The thing about your first product…

You have an awesome idea, and now you “just need someone to build it.”

You’ve spent weeks prototyping what this product could be on paper, on keynote/powerpoint, or a wire-framing tool. You’ve thought through every little detail, and this idea is rock solid. You’re ready to hear a price and invest in this.

Your idea is a social network for pets… (example purposes only, bear with me on this one)

You’ve set aside 10K to build the product.

You’re in a major metropolitan area (in the U.S.) and you go to 3 dev shops for quotes.

Shop 1:
Your friend’s mom knows this programmer kid…, I’ll do it in 3 months for 15K, with no specifics on hours.

Shop 2:
500 hours at 100$/hr, 4 months timeline, $50,000 in total

Shop 3:
1200 hours at 150$/hr, 6 months timeline, with a 3 month guarantee for bugs found in the system, $180,000 in total

So the decision here is easy, right? You go and pressure the programmer kid into settling at 10K, since that was your budget, and you promise to cut out some of the scope. I mean, 10K IS a lot of money, right?

“Those two other shops must be crazy if they think I’m going to pay that much!”

6 months later (not 3 months, like that programmer kid promised), you’ve spent 10K, and you have a registration process that sort of works. Hell, you can even sign in with facebook! Beyond that, the app doesn’t do very much and you can’t even register on Internet Explorer.

You’re afraid to show this off to investors, or even your friends.

Lesson learned. Good.

If you’re in the category of first-time entrepreneurs who want their product to look and feel just like facebook, twitter, instagram, or google (this includes all of the first time entrepreneurs out there), you have to understand what the talent behind this caliber of product is really expensive. if you want the same, you have to be ready to pay the same or figure out some other way to incentivize that level of talent.

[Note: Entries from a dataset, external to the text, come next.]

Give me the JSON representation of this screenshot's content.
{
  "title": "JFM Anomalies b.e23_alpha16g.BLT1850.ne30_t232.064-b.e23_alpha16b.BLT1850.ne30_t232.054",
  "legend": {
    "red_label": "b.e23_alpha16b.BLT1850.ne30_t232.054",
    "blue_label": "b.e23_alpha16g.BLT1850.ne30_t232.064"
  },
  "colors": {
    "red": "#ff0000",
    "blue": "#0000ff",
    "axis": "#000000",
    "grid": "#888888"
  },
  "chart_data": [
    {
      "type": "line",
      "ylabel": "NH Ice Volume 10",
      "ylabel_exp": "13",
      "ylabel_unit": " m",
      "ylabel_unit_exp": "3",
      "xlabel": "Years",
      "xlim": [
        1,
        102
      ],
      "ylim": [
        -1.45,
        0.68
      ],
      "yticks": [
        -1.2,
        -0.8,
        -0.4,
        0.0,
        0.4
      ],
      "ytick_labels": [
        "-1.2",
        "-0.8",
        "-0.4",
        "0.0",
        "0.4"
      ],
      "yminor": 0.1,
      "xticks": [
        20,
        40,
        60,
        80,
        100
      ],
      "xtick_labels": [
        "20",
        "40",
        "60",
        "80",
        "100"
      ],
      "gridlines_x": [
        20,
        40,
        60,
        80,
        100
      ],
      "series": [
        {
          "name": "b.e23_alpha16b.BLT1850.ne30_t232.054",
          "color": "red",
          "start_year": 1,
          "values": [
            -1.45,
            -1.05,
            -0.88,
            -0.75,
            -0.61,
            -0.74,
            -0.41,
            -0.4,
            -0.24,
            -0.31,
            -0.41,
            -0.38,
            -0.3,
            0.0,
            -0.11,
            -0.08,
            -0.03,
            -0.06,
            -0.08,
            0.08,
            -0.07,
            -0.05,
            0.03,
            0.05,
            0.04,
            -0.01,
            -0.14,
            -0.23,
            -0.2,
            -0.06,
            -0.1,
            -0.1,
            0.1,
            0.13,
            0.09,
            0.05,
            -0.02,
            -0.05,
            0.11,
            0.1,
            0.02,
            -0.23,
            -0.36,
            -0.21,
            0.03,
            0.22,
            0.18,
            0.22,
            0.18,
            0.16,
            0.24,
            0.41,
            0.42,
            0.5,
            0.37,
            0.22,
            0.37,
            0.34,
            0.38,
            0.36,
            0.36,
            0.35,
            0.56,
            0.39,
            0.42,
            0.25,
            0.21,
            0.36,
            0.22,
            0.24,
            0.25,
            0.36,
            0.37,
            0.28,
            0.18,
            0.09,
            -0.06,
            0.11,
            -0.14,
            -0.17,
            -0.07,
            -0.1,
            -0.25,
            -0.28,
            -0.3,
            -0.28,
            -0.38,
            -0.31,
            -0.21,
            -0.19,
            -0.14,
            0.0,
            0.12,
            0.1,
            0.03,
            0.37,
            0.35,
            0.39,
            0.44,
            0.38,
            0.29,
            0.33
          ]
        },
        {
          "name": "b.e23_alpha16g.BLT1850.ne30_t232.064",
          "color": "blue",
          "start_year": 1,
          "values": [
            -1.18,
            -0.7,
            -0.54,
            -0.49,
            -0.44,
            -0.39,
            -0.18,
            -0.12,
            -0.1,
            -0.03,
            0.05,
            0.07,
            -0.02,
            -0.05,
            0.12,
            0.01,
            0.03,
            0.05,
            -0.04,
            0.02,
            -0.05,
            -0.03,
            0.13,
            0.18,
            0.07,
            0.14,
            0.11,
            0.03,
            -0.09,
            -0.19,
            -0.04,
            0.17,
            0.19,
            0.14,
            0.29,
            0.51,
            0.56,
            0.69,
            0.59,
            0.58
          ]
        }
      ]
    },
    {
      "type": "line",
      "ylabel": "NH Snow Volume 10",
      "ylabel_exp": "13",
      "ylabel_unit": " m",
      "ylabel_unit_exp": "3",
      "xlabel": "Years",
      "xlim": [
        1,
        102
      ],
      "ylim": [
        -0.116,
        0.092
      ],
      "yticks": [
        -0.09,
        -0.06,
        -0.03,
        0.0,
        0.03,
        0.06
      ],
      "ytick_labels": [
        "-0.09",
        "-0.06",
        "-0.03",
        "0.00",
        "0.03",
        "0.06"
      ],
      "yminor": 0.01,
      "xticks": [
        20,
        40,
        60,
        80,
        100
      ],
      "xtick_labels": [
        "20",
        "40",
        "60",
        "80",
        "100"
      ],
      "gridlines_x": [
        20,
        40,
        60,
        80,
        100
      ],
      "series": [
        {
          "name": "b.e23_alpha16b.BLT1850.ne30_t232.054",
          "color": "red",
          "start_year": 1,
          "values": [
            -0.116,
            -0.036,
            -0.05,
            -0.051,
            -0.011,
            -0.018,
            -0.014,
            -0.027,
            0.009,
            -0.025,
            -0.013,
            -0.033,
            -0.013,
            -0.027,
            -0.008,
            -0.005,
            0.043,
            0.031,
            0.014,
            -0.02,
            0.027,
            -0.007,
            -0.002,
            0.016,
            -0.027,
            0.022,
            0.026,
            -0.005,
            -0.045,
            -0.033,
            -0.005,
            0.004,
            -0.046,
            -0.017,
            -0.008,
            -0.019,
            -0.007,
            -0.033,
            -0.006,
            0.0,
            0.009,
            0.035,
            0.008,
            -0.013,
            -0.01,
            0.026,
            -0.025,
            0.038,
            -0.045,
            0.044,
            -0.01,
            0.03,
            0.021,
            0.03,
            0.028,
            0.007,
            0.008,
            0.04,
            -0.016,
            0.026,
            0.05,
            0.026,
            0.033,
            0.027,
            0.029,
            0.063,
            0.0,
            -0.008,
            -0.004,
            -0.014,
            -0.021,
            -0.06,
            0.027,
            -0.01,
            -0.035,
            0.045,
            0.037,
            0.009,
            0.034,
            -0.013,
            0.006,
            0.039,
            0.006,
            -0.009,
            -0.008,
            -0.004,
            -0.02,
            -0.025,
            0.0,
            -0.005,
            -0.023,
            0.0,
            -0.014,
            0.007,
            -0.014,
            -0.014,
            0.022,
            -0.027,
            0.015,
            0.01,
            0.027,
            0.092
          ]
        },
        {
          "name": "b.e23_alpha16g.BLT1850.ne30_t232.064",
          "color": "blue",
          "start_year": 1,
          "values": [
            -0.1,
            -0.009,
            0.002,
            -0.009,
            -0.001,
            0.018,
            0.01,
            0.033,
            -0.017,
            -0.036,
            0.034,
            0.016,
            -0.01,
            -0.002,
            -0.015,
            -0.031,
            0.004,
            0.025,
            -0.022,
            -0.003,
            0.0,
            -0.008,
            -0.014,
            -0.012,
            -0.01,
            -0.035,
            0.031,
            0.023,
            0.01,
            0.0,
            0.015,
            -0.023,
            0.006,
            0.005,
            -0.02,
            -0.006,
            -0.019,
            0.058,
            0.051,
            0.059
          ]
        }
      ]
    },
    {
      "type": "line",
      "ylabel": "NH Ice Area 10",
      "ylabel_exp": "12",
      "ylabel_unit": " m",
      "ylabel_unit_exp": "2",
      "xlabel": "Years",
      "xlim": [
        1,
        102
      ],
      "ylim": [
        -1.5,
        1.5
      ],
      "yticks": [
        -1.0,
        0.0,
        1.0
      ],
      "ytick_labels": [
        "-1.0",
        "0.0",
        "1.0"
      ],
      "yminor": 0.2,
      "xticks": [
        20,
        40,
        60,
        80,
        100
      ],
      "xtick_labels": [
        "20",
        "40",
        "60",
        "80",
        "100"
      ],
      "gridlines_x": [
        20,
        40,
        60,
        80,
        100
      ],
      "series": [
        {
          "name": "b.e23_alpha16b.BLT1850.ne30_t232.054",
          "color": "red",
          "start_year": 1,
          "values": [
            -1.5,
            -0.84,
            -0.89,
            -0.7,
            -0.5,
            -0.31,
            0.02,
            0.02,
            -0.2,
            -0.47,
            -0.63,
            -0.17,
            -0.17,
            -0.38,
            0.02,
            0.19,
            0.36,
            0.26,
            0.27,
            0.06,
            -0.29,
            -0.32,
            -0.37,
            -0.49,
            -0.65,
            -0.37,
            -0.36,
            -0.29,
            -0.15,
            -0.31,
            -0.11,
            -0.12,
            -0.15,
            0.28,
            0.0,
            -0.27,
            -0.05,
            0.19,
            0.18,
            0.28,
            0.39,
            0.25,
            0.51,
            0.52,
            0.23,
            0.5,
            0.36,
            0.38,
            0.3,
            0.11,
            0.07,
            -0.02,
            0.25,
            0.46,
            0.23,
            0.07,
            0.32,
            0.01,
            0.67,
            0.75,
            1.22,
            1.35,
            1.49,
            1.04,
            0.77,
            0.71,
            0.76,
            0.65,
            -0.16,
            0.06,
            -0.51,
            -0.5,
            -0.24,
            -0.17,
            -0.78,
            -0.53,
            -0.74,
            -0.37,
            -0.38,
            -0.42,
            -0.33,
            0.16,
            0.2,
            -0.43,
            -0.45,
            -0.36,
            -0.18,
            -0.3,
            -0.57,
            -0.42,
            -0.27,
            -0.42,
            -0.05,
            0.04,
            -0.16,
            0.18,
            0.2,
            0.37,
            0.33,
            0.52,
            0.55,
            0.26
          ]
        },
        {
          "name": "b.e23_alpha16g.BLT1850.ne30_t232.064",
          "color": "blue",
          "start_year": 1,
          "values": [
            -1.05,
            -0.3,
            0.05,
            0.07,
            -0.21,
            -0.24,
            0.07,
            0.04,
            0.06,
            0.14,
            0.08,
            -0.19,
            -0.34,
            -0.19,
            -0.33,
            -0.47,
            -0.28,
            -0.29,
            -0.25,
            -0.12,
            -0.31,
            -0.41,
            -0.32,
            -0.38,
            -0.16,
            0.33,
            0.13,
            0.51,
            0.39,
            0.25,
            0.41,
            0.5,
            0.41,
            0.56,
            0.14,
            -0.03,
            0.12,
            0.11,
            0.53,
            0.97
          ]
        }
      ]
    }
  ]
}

The products you know and love probably took millions of hours to make, and billions of dollars to develop (for the big ones at least).

Spoiler: Shop 3 was probably most realistic, because they know changes will come and you don’t have everything figured out just yet. That, and their margins are probably high enough to afford taking some of the hit on themselves in case something goes wrong. If your product ever grows into something real, you’ll a lot more on design and dev down the line.

So I should forget about ever building a product?

No, that’s not the lesson here. The lesson is that really good technology is really expensive and difficult to create and the general public has trouble understanding that until they go through the process of trying to build a product.

We all expect a great idea means a great product means a great product-market fit means a great company. No.

No, a great product is built on the same foundations that build a great company: A group of really smart, passionate people working away at a problem that needs solving.

You either need to become one of those really smart, passionate people or be able to afford a group of them.

Suggestions:
(1) Learn to wireframe REALLY well. This is where intangible becomes tangible, and so it’s really important to get this part of the process down right. I pair wireframes with primary and secondary purposes, so that designers and devs are on the same page with what the intent really is.

(2) Find a really good developer (friend or friend of a friend) and take them out to lunch. The intent here should not be to hire them, but to learn a bit more about who they are as people and what makes them tick. They’re most likely quite different from you.

(3) Do (2) with a really good designer, marketer, strategist, product manager and/or individual who has actually created a product that has made any money. There are more people that can be involved, but this is the core. Whether you hire this type of talent as contractors, full times, or work with them on a founding team - you can’t benefit enough from learning as much as possible about them.

(4) Try outsourcing on a small budget project (ex: a landing page). The rates with outsourcing can be much lower than local shops - but few outsourced shops are all that great, and even fewer individuals can manage the great shops effectively. You’ll probably pay a lot more for school to learn the kind of stuff you’ll learn from trying and/or failing here.

(5) Don’t be afraid to fail. There’s no better way to learn.